Generation YES is based on the premise that students need to take on a major responsibility in reforming schools through the use of modern technologies. As students typically make up 93% of a school's population (the remainder being adults) and have at least 93% of the technology expertise, the goal of Generation YES has always been to tap into this vast pool of knowledge and energy using constructivist methodologies based on proven rigorous research. To reach this goal, Generation YES has developed the GenYES model where a select group of students is prepared to provide quality support to teachers and staff as they learn about and integrate technology into their classrooms. The TechYES model also prepares a select group of students, but the focus is on helping all students become technology literate through the creation of creative curriculum-based projects aligned to the ISTE NETS•S. In short, the programs provide quality technology assistance from K-12 students to both students and adults in a school.
MB: What accomplishment are you most proud of, and why?
Like any teacher, the best part of the profession is seeing students become empowered. Technology can certainly empower students if they are given the opportunity to use it in meaningful and relevant ways. Every year, I see thousands of projects that students have created using our two Generation YES programs. Many times I hear them share what they have produced to local, national and Internet audiences. It is these times that I am most proud of my accomplishments. Knowing that these students will be able to utilize any new technologies that come along in their lifetime to meet their personal needs as well as make their communities and world a better place is certainly satisfying.
MB: How do you see the role of technology in the educational process changing over the next decade?

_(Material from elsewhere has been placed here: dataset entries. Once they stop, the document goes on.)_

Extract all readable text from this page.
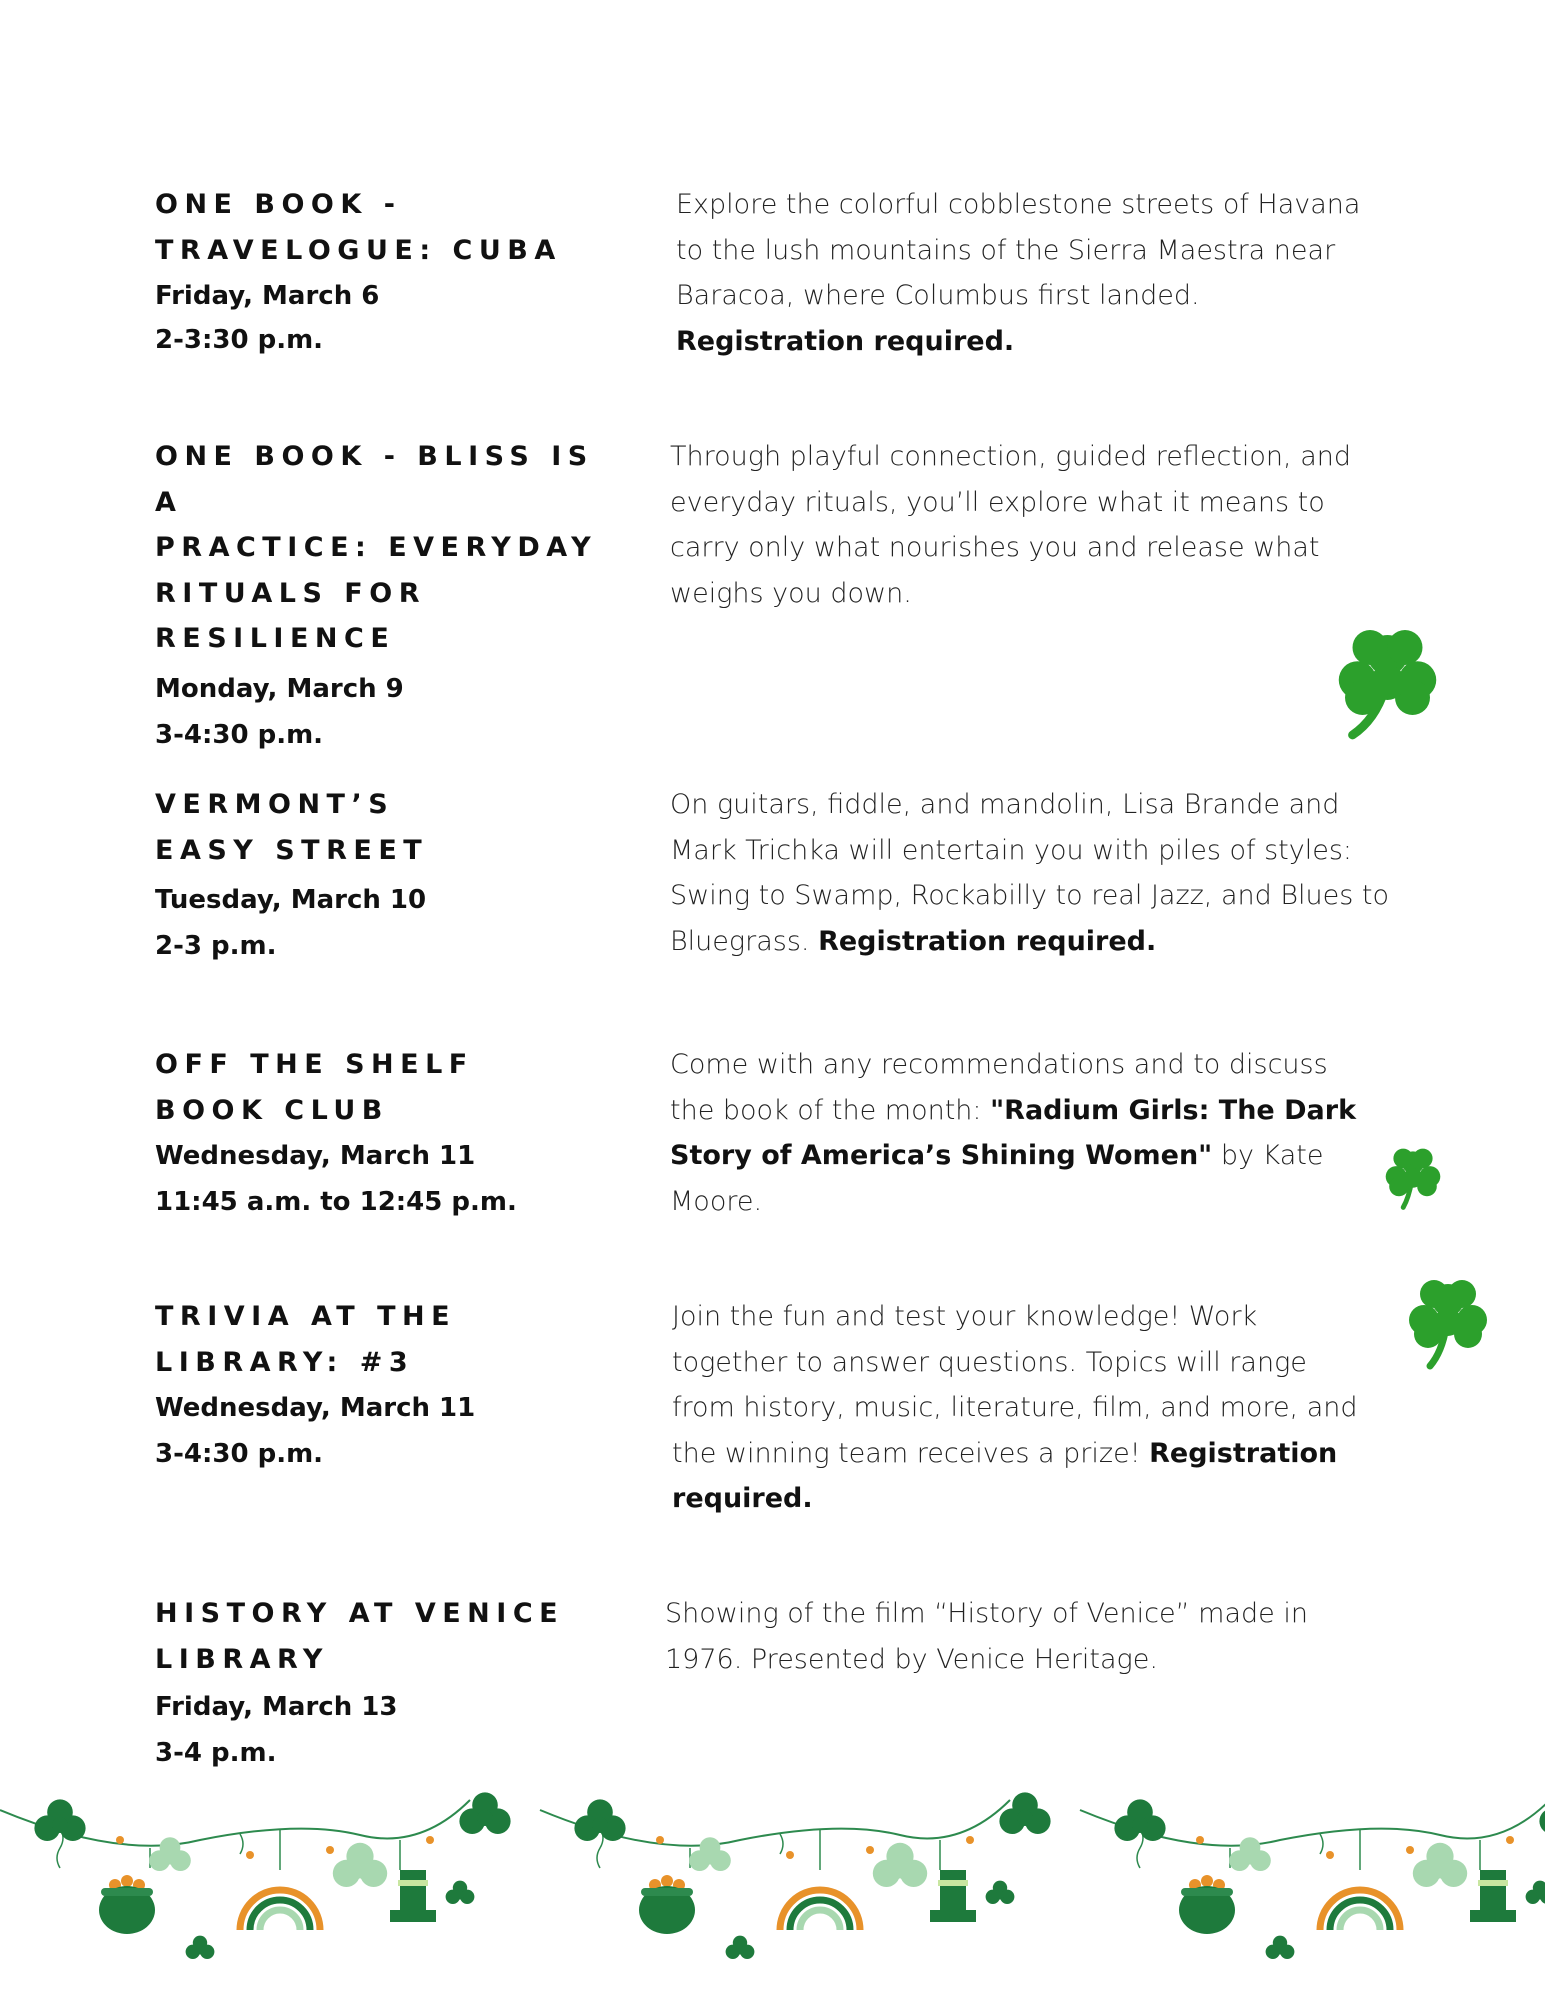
ONE BOOK -
TRAVELOGUE: CUBA
Friday, March 6
2-3:30 p.m.
Explore the colorful cobblestone streets of Havana to the lush mountains of the Sierra Maestra near Baracoa, where Columbus first landed.
Registration required.
ONE BOOK - BLISS IS A
PRACTICE: EVERYDAY
RITUALS FOR
RESILIENCE
Monday, March 9
3-4:30 p.m.
Through playful connection, guided reflection, and everyday rituals, you’ll explore what it means to carry only what nourishes you and release what weighs you down.
VERMONT’S
EASY STREET
Tuesday, March 10
2-3 p.m.
On guitars, fiddle, and mandolin, Lisa Brande and Mark Trichka will entertain you with piles of styles: Swing to Swamp, Rockabilly to real Jazz, and Blues to Bluegrass. Registration required.
OFF THE SHELF
BOOK CLUB
Wednesday, March 11
11:45 a.m. to 12:45 p.m.
Come with any recommendations and to discuss the book of the month: "Radium Girls: The Dark Story of America’s Shining Women" by Kate Moore.
TRIVIA AT THE
LIBRARY: #3
Wednesday, March 11
3-4:30 p.m.
Join the fun and test your knowledge! Work together to answer questions. Topics will range from history, music, literature, film, and more, and the winning team receives a prize! Registration required.
HISTORY AT VENICE
LIBRARY
Friday, March 13
3-4 p.m.
Showing of the film “History of Venice” made in 1976. Presented by Venice Heritage.
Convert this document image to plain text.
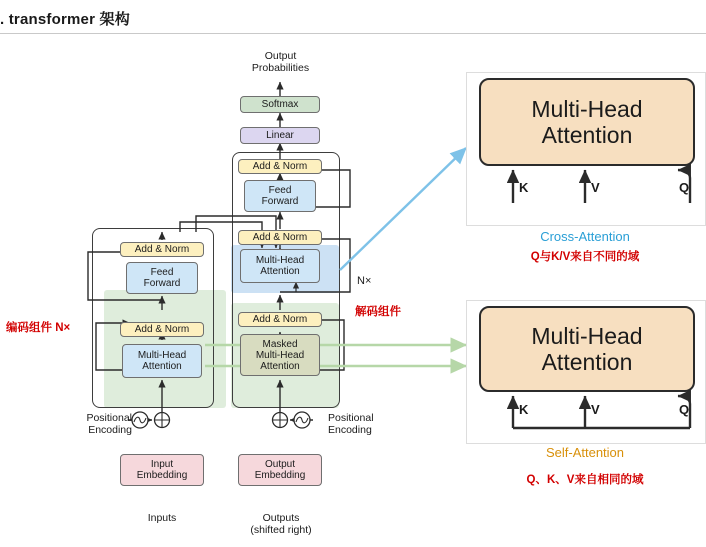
. transformer 架构
Output
Probabilities
Softmax
Linear
Add & Norm
Feed
Forward
Add & Norm
Multi-Head
Attention
Add & Norm
Masked
Multi-Head
Attention
Output
Embedding
Add & Norm
Feed
Forward
Add & Norm
Multi-Head
Attention
Input
Embedding
Positional
Encoding
Positional
Encoding
Inputs	Outputs
(shifted right)
N×
编码组件 N×
解码组件
Multi-Head
Attention
K	V	Q
Cross-Attention
Q与K/V来自不同的域
Multi-Head
Attention
K	V	Q
Self-Attention
Q、K、V来自相同的域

How I see this role and what I would like to see the role are, unfortunately, two different questions. Over the past decade we have seen a decline of student doing authentic projects with technology and and an increase of technology doing things to students (testing them, keeping them from using much of the Internet, drilling them, etc.). There is some glimmer of hope that the pendulum may again swing back to kids controlling the technology and using it to construct their own knowledge. Many of the long-time members of the ed tech community found on your list were at the forefront of the constructionist movement started by Seymour Papert. As nations grapple with economic, environmental, educational, health and other problems, those that will be successful in 10 years' time will be to ones who empower their students with the knowledge and abilities to use technology to create the solutions and invent the future.